In the second scenario, the prompt starts with five pieces of external information retrieved from long-term memory, followed by a question that was asked by the user. The prompt instructs the chatbot to provide answers only based on IPCC AR6.

GPT-4

In the last scenario, the prompt does not provide any extra information or instruction on how to provide answers and can be considered the baseline behavior.

Reporting summary

Further information on research design is available in the Nature Portfolio Reporting Summary linked to this article.

Background

Large Language Models

LLMs have transformed NLP and AI research over the last few years44. They show surprising capabilities of generating creative text, solving basic math problems, answering reading comprehension questions, and much more. These models are based on the transformer architecture45 and are trained on vast quantities of text data to identify patterns and connections within the data. Some notable examples of these models include GPT and BERT family models, which have been widely used for various NLP tasks1,2,3,4,9. The recent breakthroughs with models like T06, LLaMA5, PaLM7, GPT-31, and GPT-49 have further highlighted the potential of LLMs, with applications including chatbots8,9 and virtual assistants46. However, LLMs suffer from hallucination15, which refers to mistakes in the generated text that are simply made up or semantically incorrect. This can lead to vague or inaccurate responses to questions. Moreover, most of these models are trained on text prior to 2022 and thus have not been updated with new data or information since then15.

NLP and climate change

NLP techniques have been widely used in the analysis of text related to climate change. Applications range from financial climate disclosure analyses17,47, detecting stance in media about global warming48, detecting environmental claims49 and climate claims fact-checking50,51.
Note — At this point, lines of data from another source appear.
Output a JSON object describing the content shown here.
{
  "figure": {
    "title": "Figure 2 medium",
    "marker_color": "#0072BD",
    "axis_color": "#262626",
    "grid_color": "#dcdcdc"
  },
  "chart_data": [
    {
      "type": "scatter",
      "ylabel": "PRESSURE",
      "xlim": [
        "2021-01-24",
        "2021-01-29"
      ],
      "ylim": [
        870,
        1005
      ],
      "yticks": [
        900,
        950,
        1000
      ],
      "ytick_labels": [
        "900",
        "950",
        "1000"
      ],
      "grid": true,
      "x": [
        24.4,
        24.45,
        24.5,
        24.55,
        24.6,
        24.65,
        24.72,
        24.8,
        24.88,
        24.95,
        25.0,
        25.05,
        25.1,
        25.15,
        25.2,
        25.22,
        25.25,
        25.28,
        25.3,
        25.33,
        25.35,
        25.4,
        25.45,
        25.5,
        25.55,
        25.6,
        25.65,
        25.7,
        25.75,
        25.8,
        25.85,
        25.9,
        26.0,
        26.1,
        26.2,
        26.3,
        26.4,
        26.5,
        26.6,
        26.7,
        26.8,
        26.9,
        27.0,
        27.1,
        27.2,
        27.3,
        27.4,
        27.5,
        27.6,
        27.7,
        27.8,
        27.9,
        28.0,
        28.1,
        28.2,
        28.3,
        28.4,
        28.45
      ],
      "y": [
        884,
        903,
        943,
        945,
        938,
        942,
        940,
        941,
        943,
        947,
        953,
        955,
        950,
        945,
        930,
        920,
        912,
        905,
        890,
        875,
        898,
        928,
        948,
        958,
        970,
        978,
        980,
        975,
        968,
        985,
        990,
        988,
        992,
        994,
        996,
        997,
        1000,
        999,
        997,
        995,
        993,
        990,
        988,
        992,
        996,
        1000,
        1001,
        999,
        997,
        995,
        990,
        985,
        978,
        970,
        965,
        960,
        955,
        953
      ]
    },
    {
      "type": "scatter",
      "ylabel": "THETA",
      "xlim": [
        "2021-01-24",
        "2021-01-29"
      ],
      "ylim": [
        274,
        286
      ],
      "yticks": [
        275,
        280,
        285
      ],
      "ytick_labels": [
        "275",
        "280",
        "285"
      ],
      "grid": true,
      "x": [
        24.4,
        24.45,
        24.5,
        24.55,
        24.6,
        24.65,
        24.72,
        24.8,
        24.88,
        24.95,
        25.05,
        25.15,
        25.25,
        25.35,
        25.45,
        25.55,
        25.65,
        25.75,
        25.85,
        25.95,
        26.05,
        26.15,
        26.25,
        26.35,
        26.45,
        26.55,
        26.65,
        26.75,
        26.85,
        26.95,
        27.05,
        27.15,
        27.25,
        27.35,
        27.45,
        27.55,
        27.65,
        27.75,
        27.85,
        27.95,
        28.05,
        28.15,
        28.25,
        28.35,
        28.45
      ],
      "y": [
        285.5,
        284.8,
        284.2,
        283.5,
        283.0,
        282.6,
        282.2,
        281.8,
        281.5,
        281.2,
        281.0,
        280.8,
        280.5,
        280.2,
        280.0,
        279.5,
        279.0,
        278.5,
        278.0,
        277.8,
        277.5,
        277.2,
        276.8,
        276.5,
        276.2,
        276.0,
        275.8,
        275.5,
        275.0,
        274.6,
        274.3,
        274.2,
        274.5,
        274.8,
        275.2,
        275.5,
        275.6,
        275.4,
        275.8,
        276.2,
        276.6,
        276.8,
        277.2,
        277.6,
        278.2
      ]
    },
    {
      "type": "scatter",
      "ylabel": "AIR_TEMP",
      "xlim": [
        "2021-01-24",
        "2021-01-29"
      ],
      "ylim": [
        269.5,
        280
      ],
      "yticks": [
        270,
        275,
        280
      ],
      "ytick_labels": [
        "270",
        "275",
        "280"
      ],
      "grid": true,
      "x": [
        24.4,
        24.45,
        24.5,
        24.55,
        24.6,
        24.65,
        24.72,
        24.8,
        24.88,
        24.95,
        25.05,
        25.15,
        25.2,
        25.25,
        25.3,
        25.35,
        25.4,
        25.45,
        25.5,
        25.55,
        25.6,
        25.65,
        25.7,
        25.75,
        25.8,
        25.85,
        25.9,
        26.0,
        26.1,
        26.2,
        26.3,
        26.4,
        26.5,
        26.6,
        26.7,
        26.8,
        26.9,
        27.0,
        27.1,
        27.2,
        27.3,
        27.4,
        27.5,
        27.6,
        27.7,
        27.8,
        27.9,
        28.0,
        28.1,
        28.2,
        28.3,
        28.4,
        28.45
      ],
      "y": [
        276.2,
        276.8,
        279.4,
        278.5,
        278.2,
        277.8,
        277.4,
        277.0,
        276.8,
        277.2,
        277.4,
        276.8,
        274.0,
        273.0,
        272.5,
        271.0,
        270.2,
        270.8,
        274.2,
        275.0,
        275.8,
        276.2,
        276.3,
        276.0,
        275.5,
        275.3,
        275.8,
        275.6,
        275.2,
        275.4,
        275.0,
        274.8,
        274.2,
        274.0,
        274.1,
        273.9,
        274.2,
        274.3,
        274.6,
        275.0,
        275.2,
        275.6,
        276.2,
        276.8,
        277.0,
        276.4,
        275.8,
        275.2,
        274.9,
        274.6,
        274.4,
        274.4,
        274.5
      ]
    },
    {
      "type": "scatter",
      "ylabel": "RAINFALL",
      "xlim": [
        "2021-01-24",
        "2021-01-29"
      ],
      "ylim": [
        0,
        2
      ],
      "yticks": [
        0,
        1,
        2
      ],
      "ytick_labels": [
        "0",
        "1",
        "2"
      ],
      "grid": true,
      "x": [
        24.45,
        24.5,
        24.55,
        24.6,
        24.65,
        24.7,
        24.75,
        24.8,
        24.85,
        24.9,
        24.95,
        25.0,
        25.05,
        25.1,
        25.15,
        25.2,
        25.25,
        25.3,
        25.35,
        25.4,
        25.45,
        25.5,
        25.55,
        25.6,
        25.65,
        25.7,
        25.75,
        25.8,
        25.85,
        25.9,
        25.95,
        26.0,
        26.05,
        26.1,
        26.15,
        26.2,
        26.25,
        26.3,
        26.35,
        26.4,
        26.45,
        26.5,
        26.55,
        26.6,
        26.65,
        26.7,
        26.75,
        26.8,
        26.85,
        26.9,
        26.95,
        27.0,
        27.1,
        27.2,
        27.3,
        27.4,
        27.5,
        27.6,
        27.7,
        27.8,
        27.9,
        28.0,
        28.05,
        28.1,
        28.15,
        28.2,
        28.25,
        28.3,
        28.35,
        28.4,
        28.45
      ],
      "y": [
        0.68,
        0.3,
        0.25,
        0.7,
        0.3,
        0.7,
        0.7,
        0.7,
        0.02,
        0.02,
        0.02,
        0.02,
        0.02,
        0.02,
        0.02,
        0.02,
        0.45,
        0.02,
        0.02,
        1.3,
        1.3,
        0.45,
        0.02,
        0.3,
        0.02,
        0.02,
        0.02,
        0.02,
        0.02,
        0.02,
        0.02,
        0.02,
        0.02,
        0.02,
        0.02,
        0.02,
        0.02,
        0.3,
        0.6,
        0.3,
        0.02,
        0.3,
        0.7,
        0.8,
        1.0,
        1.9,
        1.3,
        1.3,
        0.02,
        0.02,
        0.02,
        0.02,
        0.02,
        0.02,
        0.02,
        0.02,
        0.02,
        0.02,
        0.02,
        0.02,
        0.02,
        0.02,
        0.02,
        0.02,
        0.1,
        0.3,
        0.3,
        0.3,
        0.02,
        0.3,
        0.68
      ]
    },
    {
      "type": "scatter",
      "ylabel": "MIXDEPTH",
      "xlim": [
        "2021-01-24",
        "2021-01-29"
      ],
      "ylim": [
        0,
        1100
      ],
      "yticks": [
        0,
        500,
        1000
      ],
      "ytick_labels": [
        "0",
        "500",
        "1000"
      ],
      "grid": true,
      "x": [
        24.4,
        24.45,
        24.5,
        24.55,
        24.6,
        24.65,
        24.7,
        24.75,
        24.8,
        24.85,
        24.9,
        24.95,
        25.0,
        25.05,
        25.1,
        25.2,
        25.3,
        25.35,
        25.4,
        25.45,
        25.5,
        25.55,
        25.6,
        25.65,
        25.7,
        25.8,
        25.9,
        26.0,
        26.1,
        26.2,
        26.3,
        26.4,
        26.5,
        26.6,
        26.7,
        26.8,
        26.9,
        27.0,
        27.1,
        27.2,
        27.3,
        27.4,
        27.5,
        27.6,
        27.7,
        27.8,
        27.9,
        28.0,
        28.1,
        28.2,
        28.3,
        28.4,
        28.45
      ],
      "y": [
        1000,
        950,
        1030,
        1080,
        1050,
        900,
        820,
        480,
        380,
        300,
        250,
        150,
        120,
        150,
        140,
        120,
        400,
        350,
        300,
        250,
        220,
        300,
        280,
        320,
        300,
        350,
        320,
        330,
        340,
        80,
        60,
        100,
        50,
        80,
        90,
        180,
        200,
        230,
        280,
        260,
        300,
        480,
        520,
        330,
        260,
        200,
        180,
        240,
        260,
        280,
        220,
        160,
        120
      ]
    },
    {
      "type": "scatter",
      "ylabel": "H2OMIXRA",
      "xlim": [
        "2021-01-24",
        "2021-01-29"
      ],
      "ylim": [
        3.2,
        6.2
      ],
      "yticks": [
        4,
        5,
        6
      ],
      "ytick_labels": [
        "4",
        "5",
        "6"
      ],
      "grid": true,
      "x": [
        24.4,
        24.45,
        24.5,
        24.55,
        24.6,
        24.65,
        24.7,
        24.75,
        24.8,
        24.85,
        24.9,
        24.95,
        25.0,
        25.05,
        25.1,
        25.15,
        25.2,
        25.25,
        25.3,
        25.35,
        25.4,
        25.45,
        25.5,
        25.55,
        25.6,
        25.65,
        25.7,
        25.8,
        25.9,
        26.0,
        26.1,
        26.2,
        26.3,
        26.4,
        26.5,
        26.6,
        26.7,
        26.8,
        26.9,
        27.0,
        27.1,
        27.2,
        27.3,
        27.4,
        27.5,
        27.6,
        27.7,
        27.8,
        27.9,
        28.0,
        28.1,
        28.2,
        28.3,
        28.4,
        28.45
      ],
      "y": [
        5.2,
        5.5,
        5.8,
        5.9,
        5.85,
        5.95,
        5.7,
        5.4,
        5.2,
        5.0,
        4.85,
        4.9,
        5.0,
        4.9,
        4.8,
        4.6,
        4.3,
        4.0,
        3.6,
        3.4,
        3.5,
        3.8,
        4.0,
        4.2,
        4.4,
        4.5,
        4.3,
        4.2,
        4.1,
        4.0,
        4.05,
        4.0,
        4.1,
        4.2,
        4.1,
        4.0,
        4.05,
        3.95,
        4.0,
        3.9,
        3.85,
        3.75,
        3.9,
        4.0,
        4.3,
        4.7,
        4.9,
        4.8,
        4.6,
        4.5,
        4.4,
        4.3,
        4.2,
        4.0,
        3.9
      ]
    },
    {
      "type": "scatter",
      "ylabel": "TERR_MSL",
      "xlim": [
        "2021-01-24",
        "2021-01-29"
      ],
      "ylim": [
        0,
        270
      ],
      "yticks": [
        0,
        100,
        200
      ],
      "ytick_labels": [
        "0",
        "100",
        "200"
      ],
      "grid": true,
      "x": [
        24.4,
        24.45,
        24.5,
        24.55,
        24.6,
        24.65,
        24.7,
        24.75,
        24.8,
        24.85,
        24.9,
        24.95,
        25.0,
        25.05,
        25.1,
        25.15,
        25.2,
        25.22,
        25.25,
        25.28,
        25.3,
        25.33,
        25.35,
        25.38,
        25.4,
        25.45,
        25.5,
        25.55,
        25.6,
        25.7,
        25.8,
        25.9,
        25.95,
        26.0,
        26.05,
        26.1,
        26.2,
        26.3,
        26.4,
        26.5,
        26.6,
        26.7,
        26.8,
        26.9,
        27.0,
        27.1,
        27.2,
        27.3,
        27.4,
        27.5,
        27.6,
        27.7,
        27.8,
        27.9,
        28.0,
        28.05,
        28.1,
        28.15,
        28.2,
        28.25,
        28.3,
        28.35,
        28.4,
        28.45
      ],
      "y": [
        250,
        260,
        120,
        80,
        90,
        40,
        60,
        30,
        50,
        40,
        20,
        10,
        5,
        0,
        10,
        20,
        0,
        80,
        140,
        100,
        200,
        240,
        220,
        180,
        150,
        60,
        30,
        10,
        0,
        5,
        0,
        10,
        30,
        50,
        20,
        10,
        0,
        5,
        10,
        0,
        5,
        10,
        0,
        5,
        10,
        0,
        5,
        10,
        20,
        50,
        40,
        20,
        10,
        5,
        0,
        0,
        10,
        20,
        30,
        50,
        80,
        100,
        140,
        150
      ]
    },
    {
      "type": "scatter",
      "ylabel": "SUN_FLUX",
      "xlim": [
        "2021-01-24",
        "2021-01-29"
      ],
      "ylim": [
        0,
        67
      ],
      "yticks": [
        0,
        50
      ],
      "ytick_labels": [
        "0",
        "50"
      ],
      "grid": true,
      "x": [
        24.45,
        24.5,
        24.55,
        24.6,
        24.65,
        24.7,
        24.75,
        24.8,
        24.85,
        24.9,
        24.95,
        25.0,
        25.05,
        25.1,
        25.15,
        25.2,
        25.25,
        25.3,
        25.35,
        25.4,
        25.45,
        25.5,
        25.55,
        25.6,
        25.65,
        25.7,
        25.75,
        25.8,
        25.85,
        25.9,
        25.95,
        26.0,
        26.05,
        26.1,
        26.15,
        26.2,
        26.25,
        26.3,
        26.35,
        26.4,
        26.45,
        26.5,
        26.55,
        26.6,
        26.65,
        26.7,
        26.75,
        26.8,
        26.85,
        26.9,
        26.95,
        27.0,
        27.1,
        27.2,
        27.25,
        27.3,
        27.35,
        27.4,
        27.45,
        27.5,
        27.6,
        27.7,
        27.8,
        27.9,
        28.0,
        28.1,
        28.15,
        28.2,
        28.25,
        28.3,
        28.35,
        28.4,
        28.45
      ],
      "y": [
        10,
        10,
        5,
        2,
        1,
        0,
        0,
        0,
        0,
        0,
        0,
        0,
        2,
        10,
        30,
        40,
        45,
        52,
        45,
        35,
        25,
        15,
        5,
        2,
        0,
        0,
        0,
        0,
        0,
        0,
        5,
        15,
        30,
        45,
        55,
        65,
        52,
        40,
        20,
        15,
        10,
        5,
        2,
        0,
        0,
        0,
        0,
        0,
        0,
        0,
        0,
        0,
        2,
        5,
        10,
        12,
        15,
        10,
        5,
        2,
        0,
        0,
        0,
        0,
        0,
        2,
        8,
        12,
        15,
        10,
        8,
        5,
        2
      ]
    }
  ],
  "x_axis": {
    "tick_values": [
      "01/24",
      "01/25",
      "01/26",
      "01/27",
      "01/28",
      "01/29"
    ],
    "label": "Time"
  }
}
Question answering and chatbots

Question-answering (QA) systems and chatbots have become increasingly popular. They can provide users with relevant and accurate information in a conversational setting. The importance, limitations, and future perspectives of conversational AI have been addressed in the literature from the open domain52,53 to domain-specific chatbots54. When presented with a question in human language, chatbots automatically provide a response. Although numerous information retrieval chatbots accomplish this task, transformer-based LLMs have become the de-facto standard in QA1,4,8,9. In the context of climate change, QA systems and chatbots can help bridge the gap between complex scientific information and public understanding by providing concise and accessible answers to climate-related questions. Such systems can also facilitate communication between experts, policymakers, and stakeholders, enabling more informed decision-making and promoting climate change mitigation and adaptation strategies49,55. As the field of NLP and its application to climate change17,56 continues to advance, it is expected that QA systems and chatbots will play an increasingly important role in disseminating climate change information and fostering public engagement with climate science.

Long-term memory and agents for LLMs

One solution for enhancing the capabilities of LLMs in QA tasks is to fine-tune them on different datasets, which could be resource-wise expensive52. However, an alternative approach involves using agents that access the LLMs’ long-term memory, retrieve information, and insert it into a prompt to guide the LLMs more effectively57,58. These agents can decide which actions to perform, such as utilizing various tools, observing their outputs, or providing responses to user queries59. This approach has been shown to improve the accuracy and efficiency of LLMs in a range of domains, including healthcare and finance59. Domain-specific chatbots use a similar concept, where an agent has access to a carefully curated in-house database (long-term memory) to answer domain-specific questions60. These chatbots can provide customized responses based on the available information in their database, allowing for more accurate and relevant answers to user queries.